El anciano cruzó renqueante la plaza abierta en dirección a la terraza del café, se abrió paso zigzagueando entre las mesas hasta llegar a su silla habitual, al lado de la puerta, dejó el bastón apoyado contra la mesa y se sentó. La morsa le sirvió un calvados y dijo algo así como que la primavera estaba a las puertas. Decía lo mismo cada día. El anciano se levantó y colocó la silla de manera que tuviera vistas sobre la calle. Le gustaba echar un vistazo al Sena, a los barcos y a la vida que se desarrollaba en el río. Una mujer dobló la esquina y se dirigió a grandes pasos hacia el café. Parecía decidida. El la siguió con la mirada, se sentía presa de un sentimiento indeterminado. «Yo podría haber amado a una mujer así», pensó mientras saboreaba el calvados. Cuando la tuvo más cerca empezó a sentirse inseguro.

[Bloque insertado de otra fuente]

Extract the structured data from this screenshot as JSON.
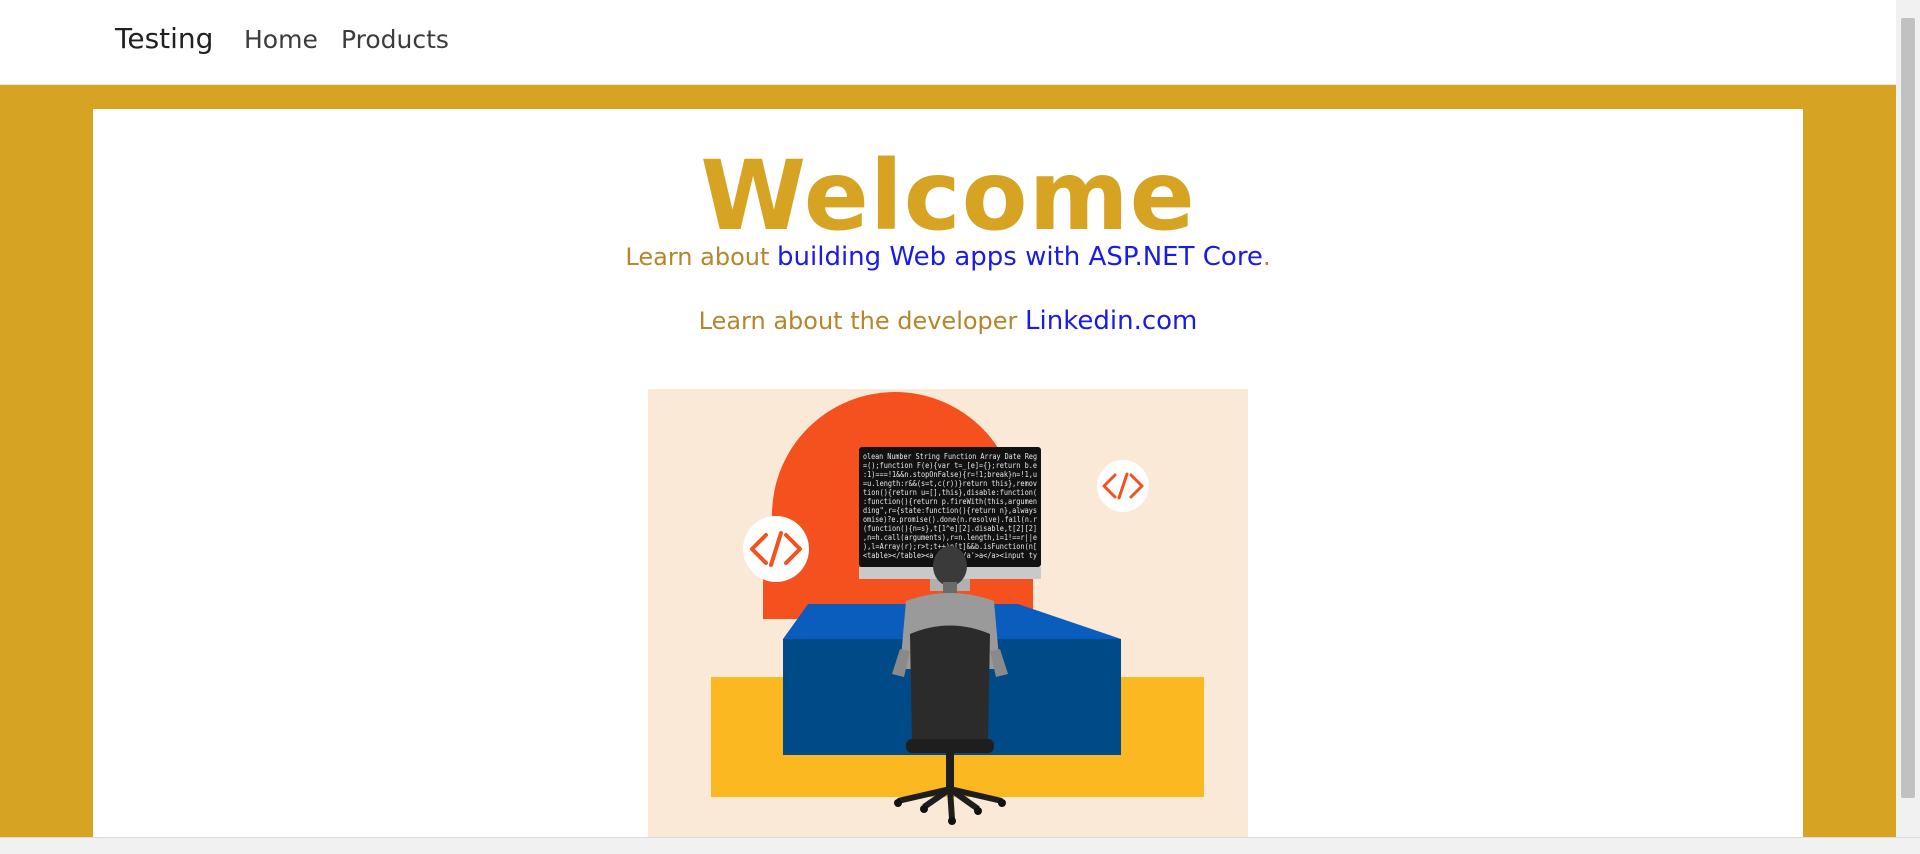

– Ma poupée chérie ne veutpas dormir, ferme tes doux yeux, tu me fais souffrir. -Una madre joven, todavía muy niña, con una criatura en el regazo, cantaba una nana en voz baja. De pronto la criatura alargó los brazos hacia la mujer que pasaba por su lado en aquel mismo momento. La mujer pasó de largo sin hacerle caso al niño y la madre la siguió escandalizada con la mirada mientras la mujer se dirigía hacia una mesa que estaba libre. La madre sonrió a la criatura y siguió canturreando en voz baja. El niño agitó los brazos regordetes, parloteando alegremente a la cara de la madre que, a su vez, se dio la vuelta lentamente para fijar de nuevo la vista en la mujer.

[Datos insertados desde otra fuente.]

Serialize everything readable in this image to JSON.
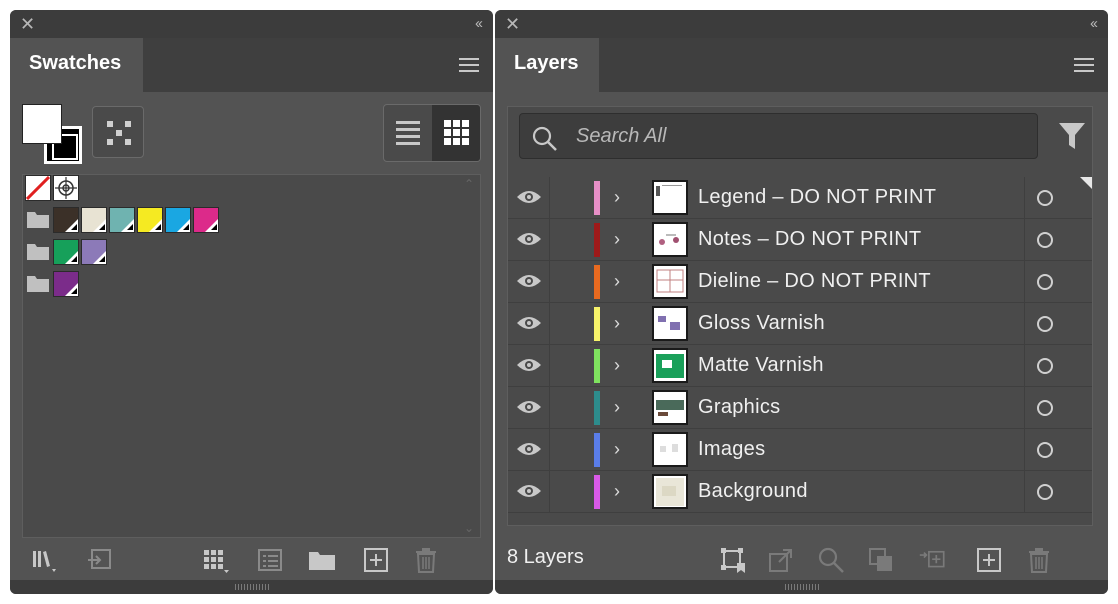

– Ejem -carraspeó una maestra jubilada de Bremen, más por costumbre que porque tuviera algo en la garganta, dio un sorbo a la copa de vino blanco y miró a la recién llegada por encima de la montura de las gafas-. Ejem, ejem.
La maestra había dedicado gran parte del día a visitar el Louvre, se había paseado por sus salas, para estudiar a los grandes maestros: Rafael, Da Vinci, Delacroix… en todos los sentidos había tenido un día maravilloso. Ahora estaba sentada, disfrutando de un descanso con una copa de vino en la mano.